Although he was a Lutheran pastor, Bonhoeffer was very critical of the church and understood why people were drifting away from an institution that offered largely “cheap grace…grace without discipleship, grace without the Cross.” (Cost of Discipleship)  As Bonhoeffer said, “We are moving towards a completely religionless time; people as they are now simply cannot be religious anymore.” (Letters and Papers from Prison) The concept of “religionless Christianity,” on the other hand, demands costly grace of disciples, and obedience to Jesus’ call to radically follow him. 

This morning’s mass readings for the Second Sunday of Easter include Jesus’ famous words to the disciple Thomas, the one who said he would not believe until he put his fingers in the wounds made by the nails of the Crucifixion.  Jesus tells him straight up to put his hands in the wounds, and feel for himself.  Although John’s Gospel does not specify that Thomas actually did that, it’s Jesus’ instruction in an era of religionless Christianity that interests me, because that is exactly what today’s doubters, today’s Thomases should do.  Feel for themselves the wounded body of Christ.

That wounded body is the forgotten ones — the people who are hungry, humiliated, diminished, marginalised, mentally ill, and dying. The doubters should put their hands in that body, literally get their hands dirty with the work of serving, like Dorothy Day, like the countless anonymous Christians and non-Christians who serve their helpless fellow human beings all over the world. Whether or not they interpret it that way, they are tending to the wounded body of God.  I think that is what Bonhoeffer was getting it.

I particularly love how John tells us that when Jesus appeared in his resurrected body in the middle of the huddled and frightened post-Crucifixion disciples, “Jesus breathed on them and said “receive the Holy Spirit.”  Classical Greek renders that breath as πνεῦμα or pneuma. The Holy Spirit came through his breath.  I remembered to do the Tibetan Buddhist practice of tonglen at a patient’s house the other day in response to the dense suffering that surrounded this teenager’s dying, and what a great practice tonglen is in such circumstances, when the pain brought on by the despair of losing a child is unbearable.  Being present to that despair allows us to breathe in the suffering as we inhale, and send out the holy spirit in our outbreath, our pneuma, to serve as a container for the pain, when the one who is suffering cannot.

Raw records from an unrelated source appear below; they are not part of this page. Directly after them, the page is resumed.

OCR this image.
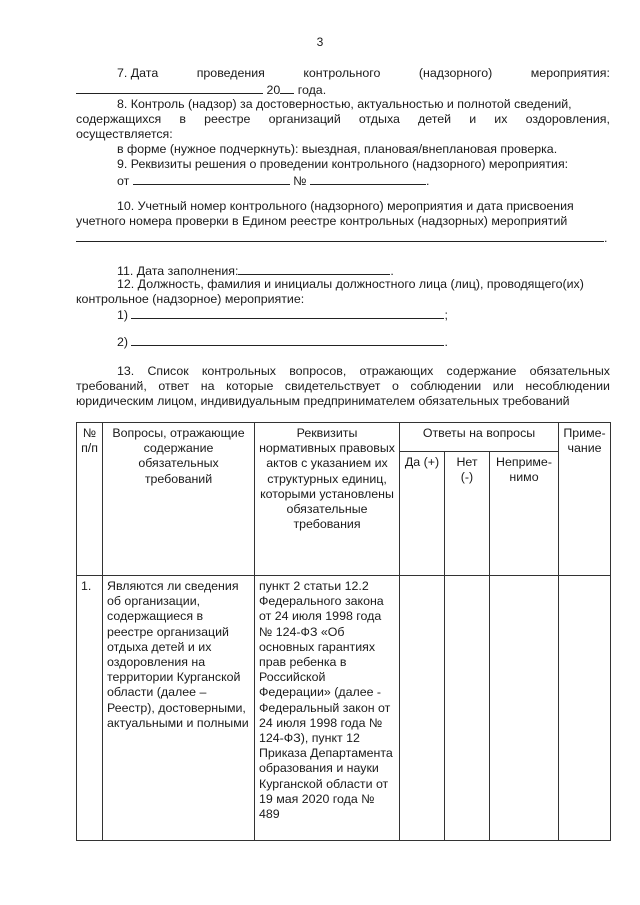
3
7. Дата	проведения	контрольного	(надзорного)	мероприятия:
20 года.
8. Контроль (надзор) за достоверностью, актуальностью и полнотой сведений,
содержащихся в реестре организаций отдыха детей и их оздоровления,
осуществляется:
в форме (нужное подчеркнуть): выездная, плановая/внеплановая проверка.
9. Реквизиты решения о проведении контрольного (надзорного) мероприятия:
от	№	.
10. Учетный номер контрольного (надзорного) мероприятия и дата присвоения
учетного номера проверки в Едином реестре контрольных (надзорных) мероприятий
.
11. Дата заполнения:	.
12. Должность, фамилия и инициалы должностного лица (лиц), проводящего(их)
контрольное (надзорное) мероприятие:
1)	;
2)	.
13. Список контрольных вопросов, отражающих содержание обязательных
требований, ответ на которые свидетельствует о соблюдении или несоблюдении
юридическим лицом, индивидуальным предпринимателем обязательных требований
№ п/п	Вопросы, отражающие содержание обязательных требований	Реквизиты нормативных правовых актов с указанием их структурных единиц, которыми установлены обязательные требования	Ответы на вопросы			Приме-чание
			Да (+)	Нет (-)	Неприме-нимо	
1.	Являются ли сведения об организации, содержащиеся в реестре организаций отдыха детей и их оздоровления на территории Курганской области (далее – Реестр), достоверными, актуальными и полными	пункт 2 статьи 12.2 Федерального закона от 24 июля 1998 года № 124-ФЗ «Об основных гарантиях прав ребенка в Российской Федерации» (далее - Федеральный закон от 24 июля 1998 года № 124-ФЗ), пункт 12 Приказа Департамента образования и науки Курганской области от 19 мая 2020 года № 489				
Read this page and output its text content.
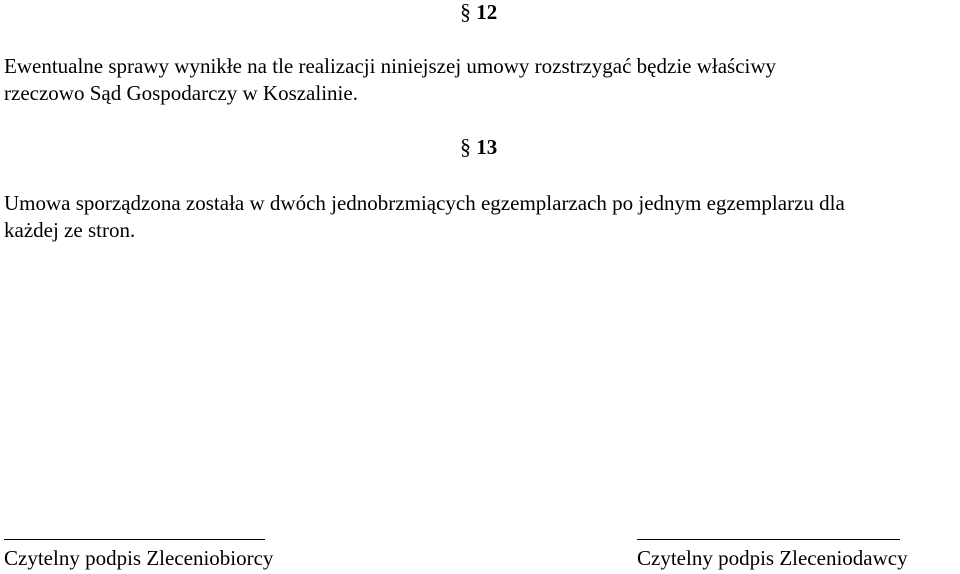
§ 12
Ewentualne sprawy wynikłe na tle realizacji niniejszej umowy rozstrzygać będzie właściwy
rzeczowo Sąd Gospodarczy w Koszalinie.
§ 13
Umowa sporządzona została w dwóch jednobrzmiących egzemplarzach po jednym egzemplarzu dla
każdej ze stron.
Czytelny podpis Zleceniobiorcy	Czytelny podpis Zleceniodawcy
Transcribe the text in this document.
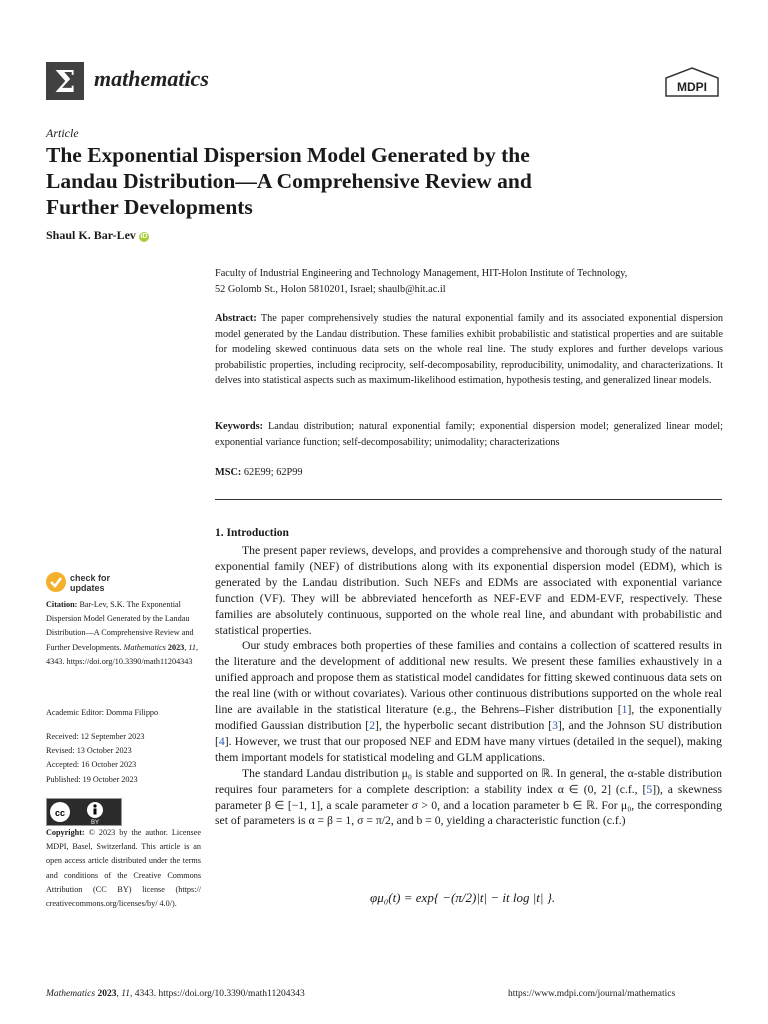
Σ mathematics	MDPI
Article
The Exponential Dispersion Model Generated by the
Landau Distribution—A Comprehensive Review and
Further Developments
Shaul K. Bar-Lev iD
Faculty of Industrial Engineering and Technology Management, HIT-Holon Institute of Technology,
52 Golomb St., Holon 5810201, Israel; shaulb@hit.ac.il
Abstract: The paper comprehensively studies the natural exponential family and its associated exponential dispersion model generated by the Landau distribution. These families exhibit probabilistic and statistical properties and are suitable for modeling skewed continuous data sets on the whole real line. The study explores and further develops various probabilistic properties, including reciprocity, self-decomposability, reproducibility, unimodality, and characterizations. It delves into statistical aspects such as maximum-likelihood estimation, hypothesis testing, and generalized linear models.
Keywords: Landau distribution; natural exponential family; exponential dispersion model; generalized linear model; exponential variance function; self-decomposability; unimodality; characterizations
MSC: 62E99; 62P99
1. Introduction

The present paper reviews, develops, and provides a comprehensive and thorough study of the natural exponential family (NEF) of distributions along with its exponential dispersion model (EDM), which is generated by the Landau distribution. Such NEFs and EDMs are associated with exponential variance function (VF). They will be abbreviated henceforth as NEF-EVF and EDM-EVF, respectively. These families are absolutely continuous, supported on the whole real line, and abundant with probabilistic and statistical properties.

Our study embraces both properties of these families and contains a collection of scattered results in the literature and the development of additional new results. We present these families exhaustively in a unified approach and propose them as statistical model candidates for fitting skewed continuous data sets on the real line (with or without covariates). Various other continuous distributions supported on the whole real line are available in the statistical literature (e.g., the Behrens–Fisher distribution [1], the exponentially modified Gaussian distribution [2], the hyperbolic secant distribution [3], and the Johnson SU distribution [4]. However, we trust that our proposed NEF and EDM have many virtues (detailed in the sequel), making them important models for statistical modeling and GLM applications.

The standard Landau distribution μ₀ is stable and supported on ℝ. In general, the α-stable distribution requires four parameters for a complete description: a stability index α ∈ (0, 2] (c.f., [5]), a skewness parameter β ∈ [−1, 1], a scale parameter σ > 0, and a location parameter b ∈ ℝ. For μ₀, the corresponding set of parameters is α = β = 1, σ = π/2, and b = 0, yielding a characteristic function (c.f.)

φμ₀(t) = exp{ −(π/2)|t| − it log |t| }.
check for updates
Citation: Bar-Lev, S.K. The Exponential Dispersion Model Generated by the Landau Distribution—A Comprehensive Review and Further Developments. Mathematics 2023, 11, 4343. https://doi.org/10.3390/math11204343
Academic Editor: Domma Filippo
Received: 12 September 2023
Revised: 13 October 2023
Accepted: 16 October 2023
Published: 19 October 2023
cc
BY
Copyright: © 2023 by the author. Licensee MDPI, Basel, Switzerland. This article is an open access article distributed under the terms and conditions of the Creative Commons Attribution (CC BY) license (https:// creativecommons.org/licenses/by/ 4.0/).
Mathematics 2023, 11, 4343. https://doi.org/10.3390/math11204343	https://www.mdpi.com/journal/mathematics
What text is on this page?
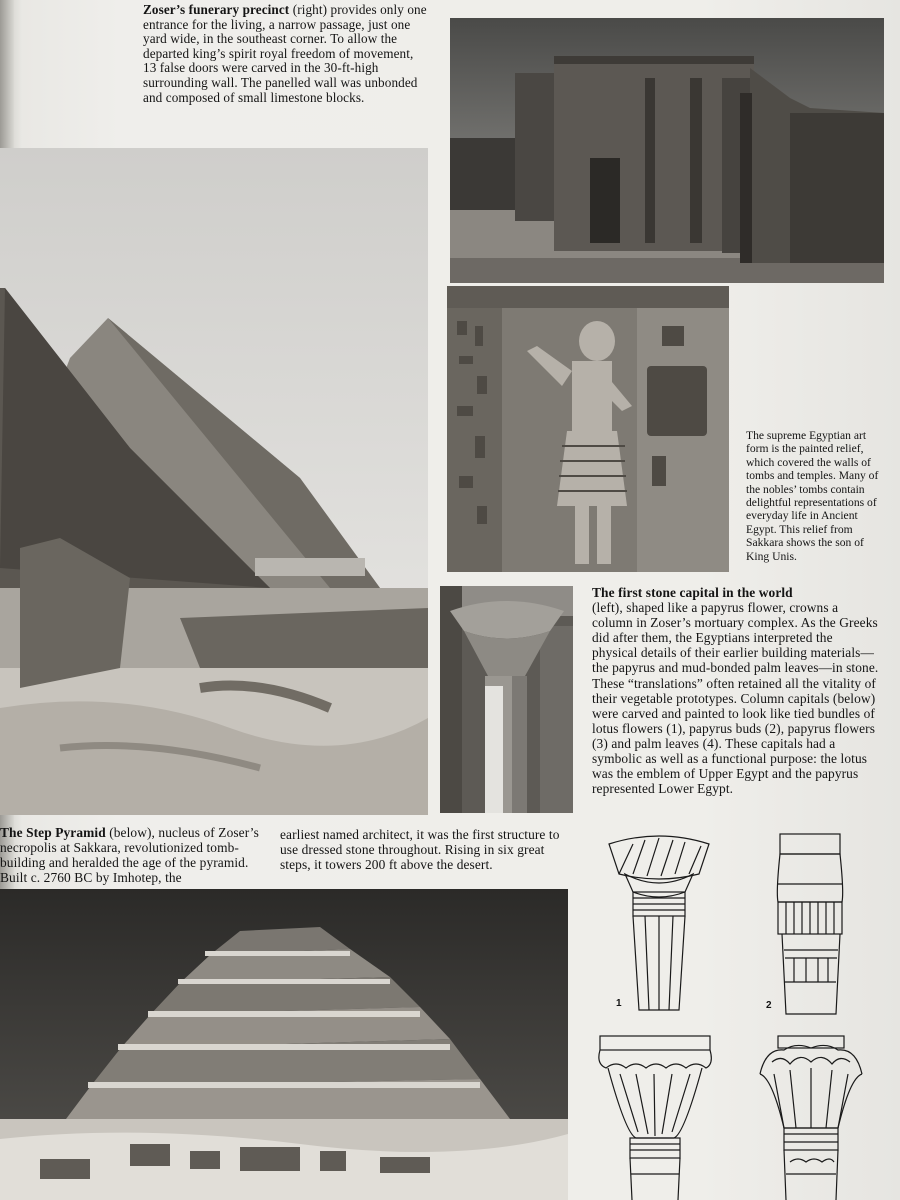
Zoser’s funerary precinct (right) provides only one entrance for the living, a narrow passage, just one yard wide, in the southeast corner. To allow the departed king’s spirit royal freedom of movement, 13 false doors were carved in the 30-ft-high surrounding wall. The panelled wall was unbonded and composed of small limestone blocks.
The supreme Egyptian art form is the painted relief, which covered the walls of tombs and temples. Many of the nobles’ tombs contain delightful representations of everyday life in Ancient Egypt. This relief from Sakkara shows the son of King Unis.
The first stone capital in the world
(left), shaped like a papyrus flower, crowns a column in Zoser’s mortuary complex. As the Greeks did after them, the Egyptians interpreted the physical details of their earlier building materials—the papyrus and mud-bonded palm leaves—in stone. These “translations” often retained all the vitality of their vegetable prototypes. Column capitals (below) were carved and painted to look like tied bundles of lotus flowers (1), papyrus buds (2), papyrus flowers (3) and palm leaves (4). These capitals had a symbolic as well as a functional purpose: the lotus was the emblem of Upper Egypt and the papyrus represented Lower Egypt.
The Step Pyramid (below), nucleus of Zoser’s necropolis at Sakkara, revolutionized tomb-building and heralded the age of the pyramid. Built c. 2760 BC by Imhotep, the
earliest named architect, it was the first structure to use dressed stone throughout. Rising in six great steps, it towers 200 ft above the desert.
1	2
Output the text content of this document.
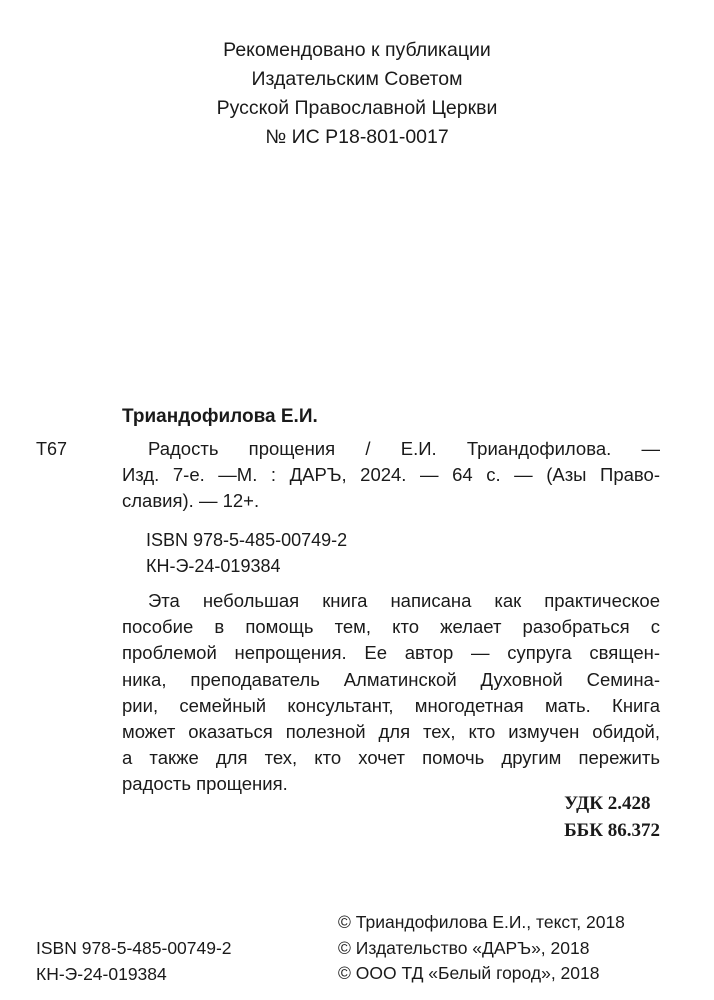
Рекомендовано к публикации
Издательским Советом
Русской Православной Церкви
№ ИС Р18-801-0017
Триандофилова Е.И.
Т67	Радость прощения / Е.И. Триандофилова. —
Изд. 7-е. —М. : ДАРЪ, 2024. — 64 с. — (Азы Право-
славия). — 12+.
ISBN 978-5-485-00749-2
КН-Э-24-019384
Эта небольшая книга написана как практическое
пособие в помощь тем, кто желает разобраться с
проблемой непрощения. Ее автор — супруга священ-
ника, преподаватель Алматинской Духовной Семина-
рии, семейный консультант, многодетная мать. Книга
может оказаться полезной для тех, кто измучен обидой,
а также для тех, кто хочет помочь другим пережить
радость прощения.
УДК 2.428
ББК 86.372
© Триандофилова Е.И., текст, 2018
© Издательство «ДАРЪ», 2018
© ООО ТД «Белый город», 2018
ISBN 978-5-485-00749-2
КН-Э-24-019384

Providing spiritual care as an integral component of palliative care can respect the secularity of the patient and family. It does not have to be religious or even “spiritual,” but can simply be compassionate, intentional presence  — being with the patient and family in their distress. According to one consensus definition, “Spirituality is the aspect of humanity that refers to the way individuals seek and express meaning and purpose and the way they experience their connectedness to the moment, to self, to others, to nature, and to the significant or sacred.” Attending to that need for meaning and purpose fills a vacuum that is otherwise filled with great suffering, suffering that cannot be assuaged by any amount of excellent clinical care.

I have been praying daily for the young man who is dying of an aggressive brain tumor, who is bedridden and whose friends don’t visit any more, and for his mother, whose grief we we were able to accompany for a brief time last week. Thank God for the palliative care teams — the religionless Christians — who could visit their humble home at no cost to the family, who could at least alleviate the young man’s physical pain and by their very attendance on him, let his family know they are not abandoned in their hour of greatest need.